This week, I learned about iyeolchiyeol, a Korean expression that means fighting heat with heat. Of course, this is relevant now as temperatures are skirting 100 degrees. New York City is responding to the dreadful heat wave by extending city pool hours, which makes some sense; however, I warn you from personal experience that excessive cranial submersion in a pool for many hours can be unwise. (As a teenager, one dull summer, I spent maybe 8 hours in my grandmother’s community pool in Ohio and all that submersion left me with a swol
menenges ? and some killer headaches so be warned! ). Apparently, keeping cool by staying someplace cold has it’s limits. Koreans seem to understand this; many Koreans believe that eating hot food or going to a sauna during a heatwave will help you overcome the heat by sweating a lot. I have always believed this! (Alas, further confirmation of my Korean-ness!)
I recall myself as a young woman wearing a long-sleeved shirt on the stifling nyc subway. This oddity caused a young man to ask me, concerned, if I was anemic. I was/am not anemic. I am often found in my own apartment wearing unseasonably bulky sweaters/hoodies as if I reside year-round in a winter log cabin. I was an enthusiastic fan of the 2020 celebrity-driven trend of wearing puffy coats during the summer (but never tried it myself.)
In part, I like wearing long sleeves as they prevent sunburned arms. I may be warped, but I’m convinced I’m cooler than those wearing flimsy tank tops and almost-naked wear. Incidentally, I like the look of balancing bare legs with a more covered top, which is very Korean of me. (To those who have seen my confused, haphazard outfits over my lifetime, it may surprise you that I have any heart-felt fashion principles. I do!)

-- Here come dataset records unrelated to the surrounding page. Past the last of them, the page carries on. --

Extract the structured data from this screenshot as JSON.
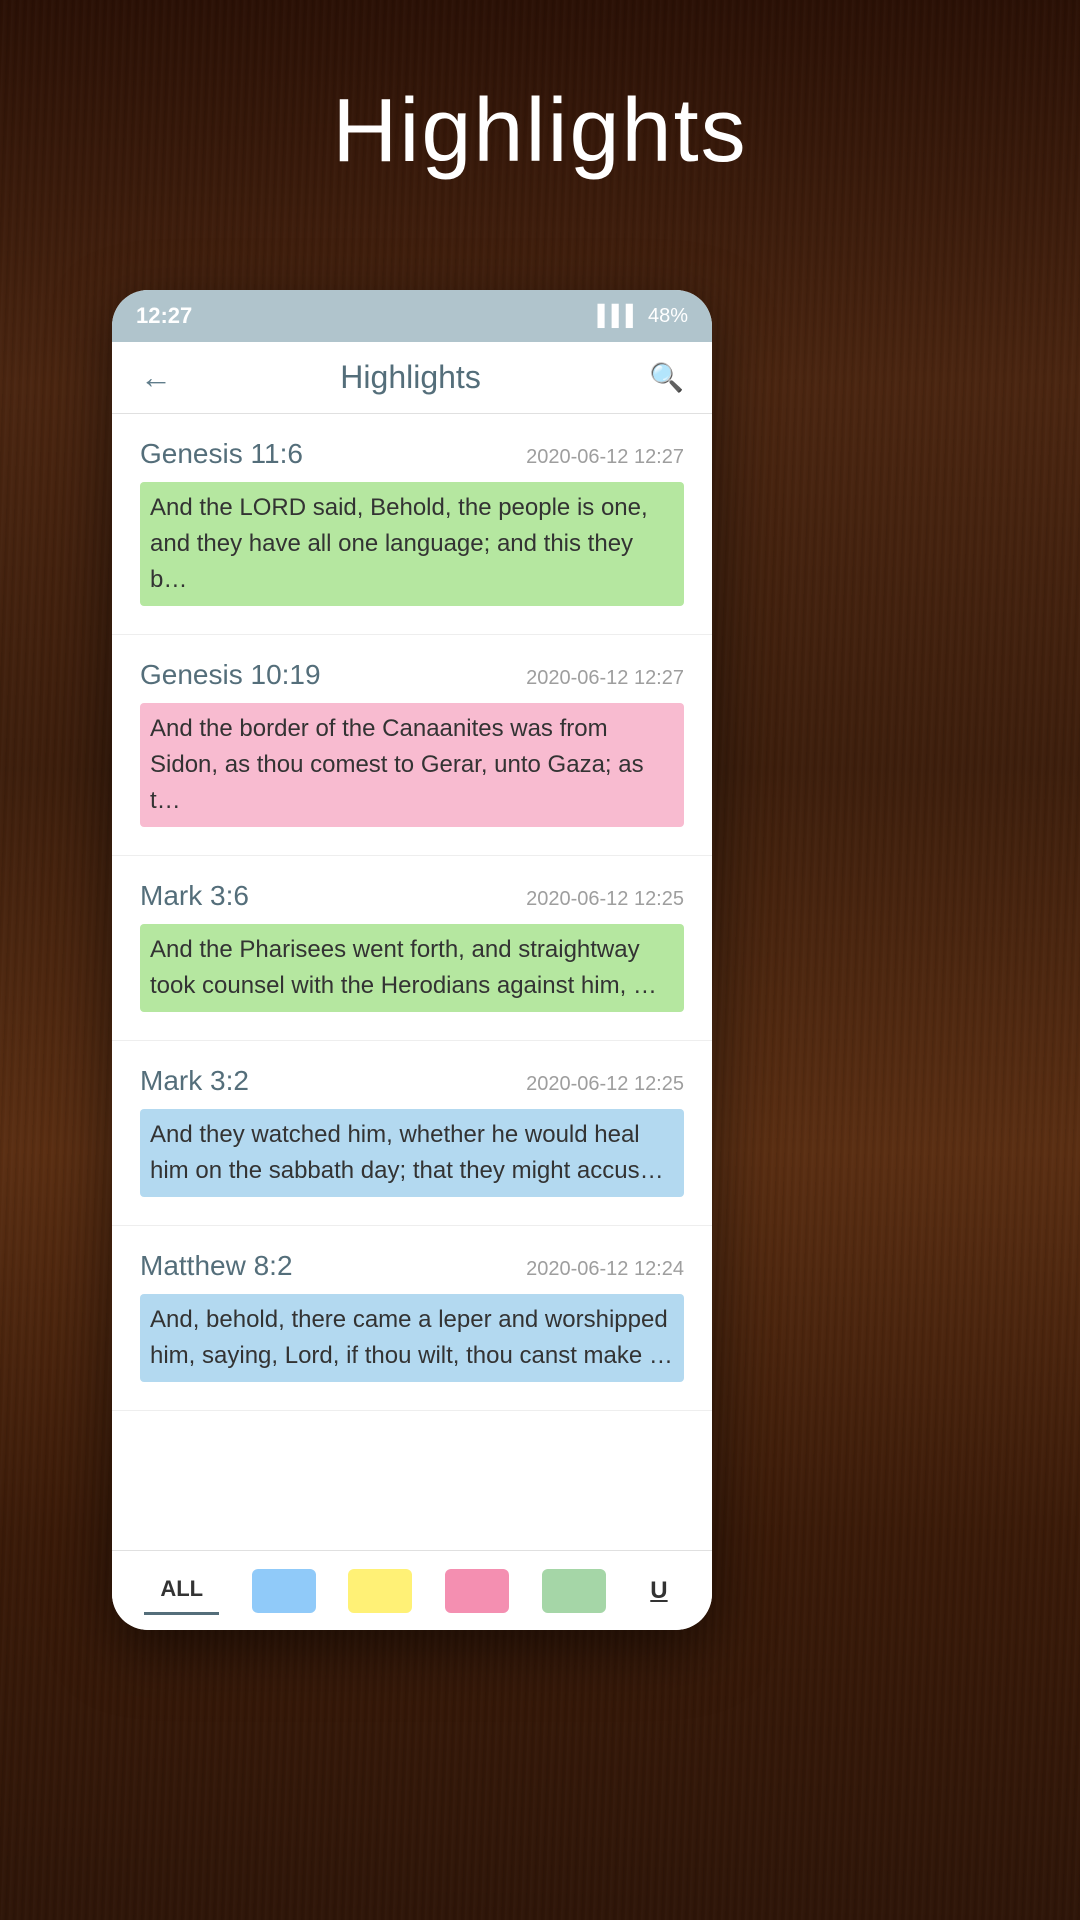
{
  "page": {
    "title": "Highlights",
    "background_color": "#3a1e0a"
  },
  "status_bar": {
    "time": "12:27",
    "battery": "48%",
    "signal": "▌▌▌",
    "background": "#b0c4cc"
  },
  "header": {
    "title": "Highlights",
    "back_icon": "←",
    "search_icon": "🔍"
  },
  "highlights": [
    {
      "ref": "Genesis 11:6",
      "date": "2020-06-12 12:27",
      "text": "And the LORD said, Behold, the people is one, and they have all one language; and this they b…",
      "highlight_class": "hl-green"
    },
    {
      "ref": "Genesis 10:19",
      "date": "2020-06-12 12:27",
      "text": "And the border of the Canaanites was from Sidon, as thou comest to Gerar, unto Gaza; as t…",
      "highlight_class": "hl-pink"
    },
    {
      "ref": "Mark 3:6",
      "date": "2020-06-12 12:25",
      "text": "And the Pharisees went forth, and straightway took counsel with the Herodians against him, …",
      "highlight_class": "hl-green"
    },
    {
      "ref": "Mark 3:2",
      "date": "2020-06-12 12:25",
      "text": "And they watched him, whether he would heal him on the sabbath day; that they might accus…",
      "highlight_class": "hl-blue"
    },
    {
      "ref": "Matthew 8:2",
      "date": "2020-06-12 12:24",
      "text": "And, behold, there came a leper and worshipped him, saying, Lord, if thou wilt, thou canst make …",
      "highlight_class": "hl-blue"
    }
  ],
  "filter_bar": {
    "all_label": "ALL",
    "underline_label": "U",
    "colors": [
      "blue",
      "yellow",
      "pink",
      "green"
    ]
  }
}
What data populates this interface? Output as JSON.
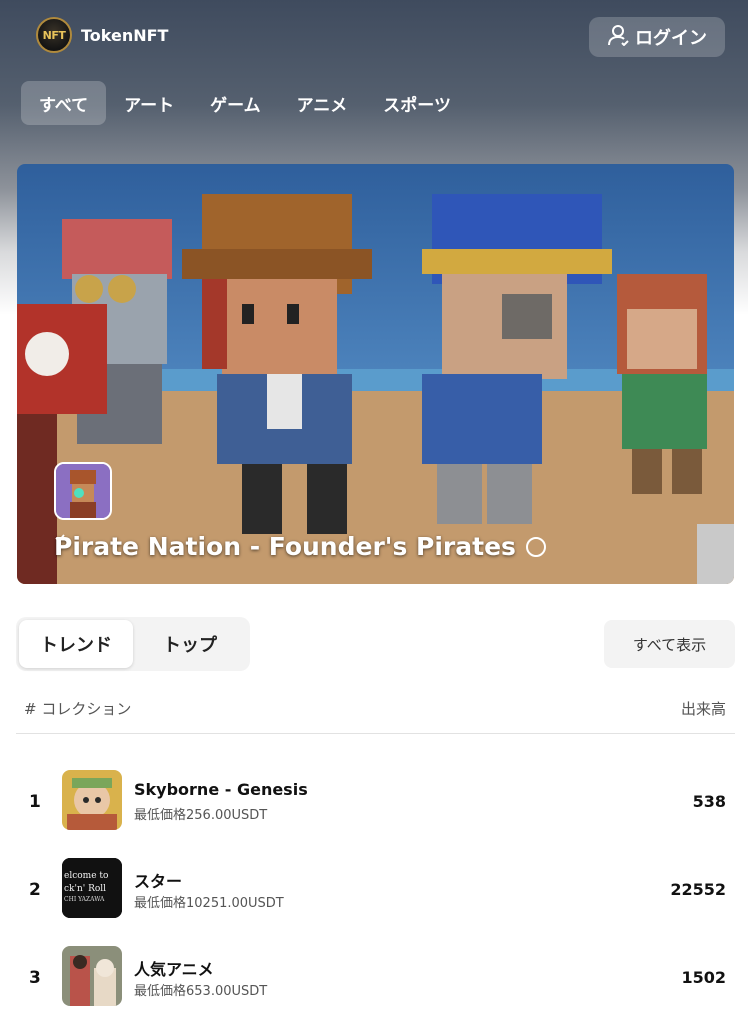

As I start to plan a trip to Korea for my 50th birthday next year and to celebrate my 20th wedding anniversary, I ponder whether my family and I can tolerate my motherland in August–a month when weather can reach 100 degrees F. (I can’t be the only heat-hater who sometimes wishes the school calendar could be modified so that school ran through the summer and summer vacation began in the fall).
In the spirit of iyeolchiyeol and very much inspired by an article I read, consider having a party or at least a modest gathering of a few friends with this theme. Though for fun and benevolence, you might want to offer more traditional methods of staying cool as well.
1. Many Koreans believe that being scared cools your body temperature down, which is supposedly why horror movies are released during the summer in Korea. That said, invite friends to watch some of these creepy tales, especially the one about the murderous twin sisters that will surely leave you frost-bitten.
2. Serve hot drinks–Korean soju hot toddy anyone? Throw in some fun cold ones to be charitable to your guests.
3. Offer guests hand warmers, the kind you slip into gloves during winter or cave in and provide a more traditional cooling method: offer guests ice facial rollers that have been pre-chilled in your fridge for a delightful jolt of cold. Or a cheaper option that is popular in Korea is to put your Korean facial masks in the fridge/freezer for a short time. That is just good times.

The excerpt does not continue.